Specifically, I get the error:

EML::eml_validate(metadata)
[1] FALSE
attr(,"errors")
[1] "Element 'protocol': This element is not expected. Expected is one of ( annotations, additionalMetadata )."

From what I can tell, neither annotations nor additionalMetadata are required elements. Furthermore, when I do have additionalMetadata elements, I get this same error. If I remove the protocol element and have just the dataset and additionalMetadata elements, the EML is valid (so there is no problem with the additionalMetadata - I'm just not including those examples here for the sake of brevity).

image

RobLBaker commented 1 month ago

Ok, I think maybe I solved my problem. Does the diagram mean that an EML document can only describe a dataset OR a citation OR software OR a protocol, but not both a dataset and a protocol?

image

Assuming that is correct, is there a specific location that a published protocol describing data collection for a dataset should reside? would it be (potentially one of many) referencePublication? Or a citation within a methodStep in the methods?

cboettig commented 1 month ago

an EML document can only describe a dataset OR a citation OR software OR a protocol, but not both a dataset and a protocol?

That's my understanding. Like you suggest I think there are multiple valid ways but the methodStep seems natural for the kind of relationship I think you have here? @mbjones may be able to provide much better insight here on the recommended way to link them.

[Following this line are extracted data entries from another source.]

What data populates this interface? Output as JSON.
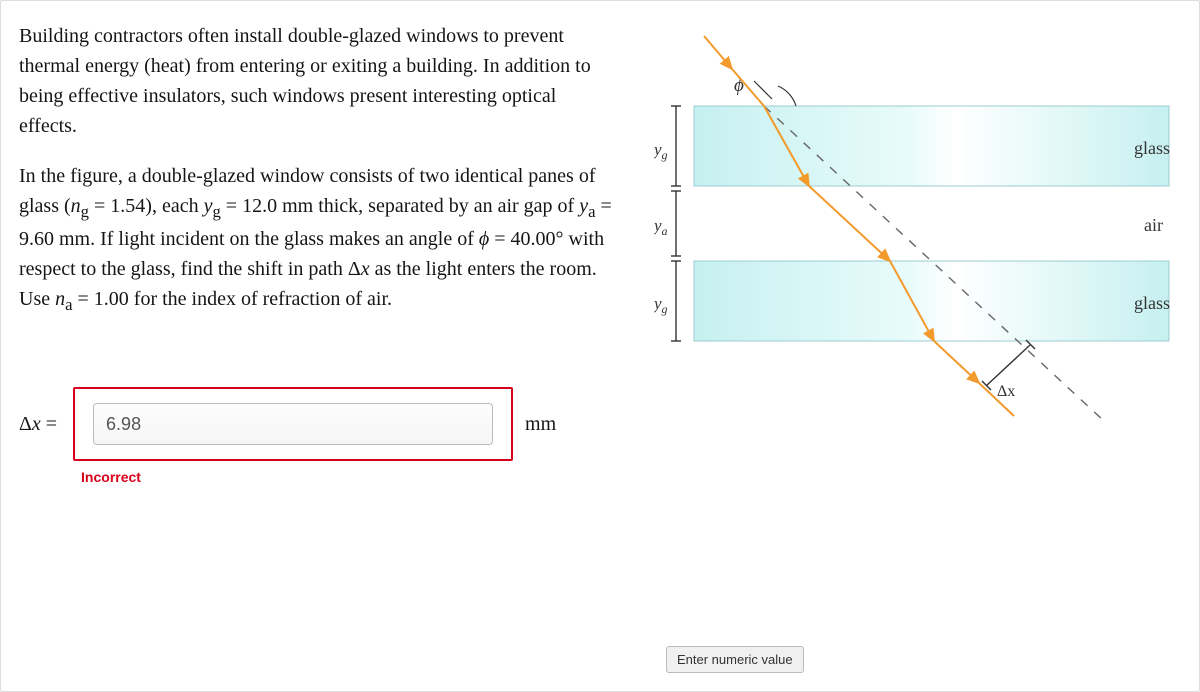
{
  "problem": {
    "para1": "Building contractors often install double-glazed windows to prevent thermal energy (heat) from entering or exiting a building. In addition to being effective insulators, such windows present interesting optical effects.",
    "para2_pre": "In the figure, a double-glazed window consists of two identical panes of glass (",
    "ng_label": "n",
    "ng_sub": "g",
    "ng_eq": " = 1.54), each ",
    "yg_label": "y",
    "yg_sub": "g",
    "yg_eq": " = 12.0 mm thick, separated by an air gap of ",
    "ya_label": "y",
    "ya_sub": "a",
    "ya_eq": " = 9.60 mm. If light incident on the glass makes an angle of ",
    "phi_label": "ϕ",
    "phi_eq": " = 40.00° with respect to the glass, find the shift in path Δ",
    "dx_var": "x",
    "para2_mid": " as the light enters the room. Use ",
    "na_label": "n",
    "na_sub": "a",
    "na_eq": " = 1.00 for the index of refraction of air."
  },
  "answer": {
    "label_pre": "Δ",
    "label_var": "x",
    "label_post": " =",
    "value": "6.98",
    "unit": "mm",
    "feedback": "Incorrect"
  },
  "tooltip": "Enter numeric value",
  "diagram": {
    "top_layer": "glass",
    "mid_layer": "air",
    "bottom_layer": "glass",
    "phi": "ϕ",
    "yg": "y",
    "yg_sub": "g",
    "ya": "y",
    "ya_sub": "a",
    "dx": "Δx"
  }
}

mbjones commented 1 month ago

Yes, the model enforces that an EML document can only describe one resource at a time (and which is what is being described by the EML document and its packageId). But, if a protocol applies to a dataset, then that can be described in the dataset/methods section which is repeatable, and supports multiple methodStep children, and a hierarchy of methods substeps. See: https://eml.ecoinformatics.org/schema/eml-dataset_xsd.html#DatasetType_methods

For example:

/eml/dataset
├── methods
│   └── methodStep
├── methods
│   ├── methodStep
│   └── methodStep
│       └── subStep
└── methods